Un sursaut trop tardif avant le chef d’œuvre

C’était sans compter sur l’inévitable Balogun, clinique pour ajuster Trapp d’un plat du pied et relancer le suspense (3-1, 36e). Le rythme est un peu retombé et les Parisiens ont fini par trouver la bonne approchez pour entrer dans une phase de gestion. Beaucoup plus brouillons que lors de leurs dernières sorties, les hommes de Pocognoli n’ont pas trouvé les solutions à la problématique proposée par le PFC, malgré l’entrée en jeu d’Akliouche à vingt minute de la fin. Pire, les Parisiens ont encore salé l’addition.

Dans une saison, il y a des soirées spéciales et irrationnelles. Il fallait bien un but spécial pour sublimer celle-ci.

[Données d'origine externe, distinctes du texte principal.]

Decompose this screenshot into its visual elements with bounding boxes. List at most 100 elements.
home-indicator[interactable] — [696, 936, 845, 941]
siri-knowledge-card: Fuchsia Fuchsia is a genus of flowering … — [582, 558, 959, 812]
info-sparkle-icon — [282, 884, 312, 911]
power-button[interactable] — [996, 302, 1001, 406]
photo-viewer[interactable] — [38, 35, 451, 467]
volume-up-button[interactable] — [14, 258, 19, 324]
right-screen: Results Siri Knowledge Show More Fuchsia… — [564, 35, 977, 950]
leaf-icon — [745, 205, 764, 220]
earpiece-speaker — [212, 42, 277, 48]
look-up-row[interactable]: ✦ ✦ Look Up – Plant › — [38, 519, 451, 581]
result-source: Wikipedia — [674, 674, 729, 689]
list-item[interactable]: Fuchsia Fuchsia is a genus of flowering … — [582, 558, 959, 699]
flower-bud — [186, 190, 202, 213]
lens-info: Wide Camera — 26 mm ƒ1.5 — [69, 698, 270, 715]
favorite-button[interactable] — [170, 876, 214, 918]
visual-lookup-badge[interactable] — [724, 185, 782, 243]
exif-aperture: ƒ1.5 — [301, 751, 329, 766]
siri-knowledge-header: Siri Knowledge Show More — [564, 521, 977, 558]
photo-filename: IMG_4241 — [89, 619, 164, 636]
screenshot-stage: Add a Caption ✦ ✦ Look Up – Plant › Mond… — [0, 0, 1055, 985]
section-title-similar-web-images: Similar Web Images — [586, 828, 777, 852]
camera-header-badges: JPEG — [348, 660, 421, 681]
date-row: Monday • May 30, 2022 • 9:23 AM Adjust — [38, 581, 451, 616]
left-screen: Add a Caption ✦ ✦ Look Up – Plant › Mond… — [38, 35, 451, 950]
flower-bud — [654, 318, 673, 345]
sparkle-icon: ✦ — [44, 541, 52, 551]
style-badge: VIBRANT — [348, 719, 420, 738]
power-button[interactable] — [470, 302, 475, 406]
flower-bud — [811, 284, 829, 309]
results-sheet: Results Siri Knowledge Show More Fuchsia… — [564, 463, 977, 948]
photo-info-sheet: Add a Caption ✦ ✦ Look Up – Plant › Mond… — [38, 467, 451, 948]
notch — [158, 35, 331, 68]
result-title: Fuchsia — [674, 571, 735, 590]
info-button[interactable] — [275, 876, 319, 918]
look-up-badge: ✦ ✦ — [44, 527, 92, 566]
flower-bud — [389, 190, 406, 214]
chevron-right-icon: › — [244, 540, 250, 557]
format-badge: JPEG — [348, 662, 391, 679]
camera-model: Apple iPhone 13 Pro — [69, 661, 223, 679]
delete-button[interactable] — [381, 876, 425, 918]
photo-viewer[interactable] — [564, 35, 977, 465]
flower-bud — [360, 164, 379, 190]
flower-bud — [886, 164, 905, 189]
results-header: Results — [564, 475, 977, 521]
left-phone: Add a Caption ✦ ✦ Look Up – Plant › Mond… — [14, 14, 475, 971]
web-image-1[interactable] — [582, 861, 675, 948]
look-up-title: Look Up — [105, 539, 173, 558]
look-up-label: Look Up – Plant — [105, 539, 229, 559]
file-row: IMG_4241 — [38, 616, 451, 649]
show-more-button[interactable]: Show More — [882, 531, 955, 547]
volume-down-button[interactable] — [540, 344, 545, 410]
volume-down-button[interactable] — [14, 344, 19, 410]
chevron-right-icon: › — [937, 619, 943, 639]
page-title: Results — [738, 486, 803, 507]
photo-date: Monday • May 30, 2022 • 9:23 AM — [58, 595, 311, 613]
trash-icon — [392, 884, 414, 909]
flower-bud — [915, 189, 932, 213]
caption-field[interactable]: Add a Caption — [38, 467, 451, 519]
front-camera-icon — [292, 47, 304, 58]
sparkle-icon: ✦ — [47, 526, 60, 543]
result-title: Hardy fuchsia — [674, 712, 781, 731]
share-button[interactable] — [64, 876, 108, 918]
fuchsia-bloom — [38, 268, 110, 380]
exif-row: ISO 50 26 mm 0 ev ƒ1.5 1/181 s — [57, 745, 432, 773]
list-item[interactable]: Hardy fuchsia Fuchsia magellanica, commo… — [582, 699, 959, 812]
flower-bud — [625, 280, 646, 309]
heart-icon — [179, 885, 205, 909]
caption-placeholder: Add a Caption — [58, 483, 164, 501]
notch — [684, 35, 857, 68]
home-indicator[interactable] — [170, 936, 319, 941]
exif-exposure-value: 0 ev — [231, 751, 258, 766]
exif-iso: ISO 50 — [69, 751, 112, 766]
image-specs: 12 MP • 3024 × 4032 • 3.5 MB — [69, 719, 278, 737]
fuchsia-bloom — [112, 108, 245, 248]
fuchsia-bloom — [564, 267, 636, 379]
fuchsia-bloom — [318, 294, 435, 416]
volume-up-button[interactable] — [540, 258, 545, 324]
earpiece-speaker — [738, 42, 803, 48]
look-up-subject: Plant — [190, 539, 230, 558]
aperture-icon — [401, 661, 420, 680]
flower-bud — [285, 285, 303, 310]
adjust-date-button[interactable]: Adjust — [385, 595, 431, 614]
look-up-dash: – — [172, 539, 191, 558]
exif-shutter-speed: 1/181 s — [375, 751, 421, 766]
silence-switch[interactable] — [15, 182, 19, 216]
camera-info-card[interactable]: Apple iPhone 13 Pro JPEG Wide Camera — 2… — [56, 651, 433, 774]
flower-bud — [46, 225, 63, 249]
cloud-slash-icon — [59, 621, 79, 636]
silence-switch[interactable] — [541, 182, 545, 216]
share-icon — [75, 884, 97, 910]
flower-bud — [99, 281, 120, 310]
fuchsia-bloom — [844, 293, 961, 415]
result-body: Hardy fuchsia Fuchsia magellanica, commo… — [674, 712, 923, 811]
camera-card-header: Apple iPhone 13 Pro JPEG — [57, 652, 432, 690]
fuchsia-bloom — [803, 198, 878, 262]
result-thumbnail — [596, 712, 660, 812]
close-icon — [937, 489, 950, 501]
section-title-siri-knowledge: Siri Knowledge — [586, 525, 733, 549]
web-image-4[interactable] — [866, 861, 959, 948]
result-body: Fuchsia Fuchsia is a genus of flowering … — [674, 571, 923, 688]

Luca Koleosho s’en est chargé en déclenchant un missile à 25 mètres qui a heurté la barre pour le bonus de la note artistique avant de rebondir dans les filets (4-1, 71e). Le score n’a plus évolué. Il manquait peut-être au PFC ce type de sensations pour entrer dans les coeurs et les mémoires dans le paysage du foot français. Le deuxième club de la capitale a bien sa place dans l’élite, et il y sera encore la saison prochaine. Pour Monaco, c’est un vrai coup d’arrêt. Entre le Rocher, Marseille, Lyon et Lille, le vent n’a pas fini de tourner.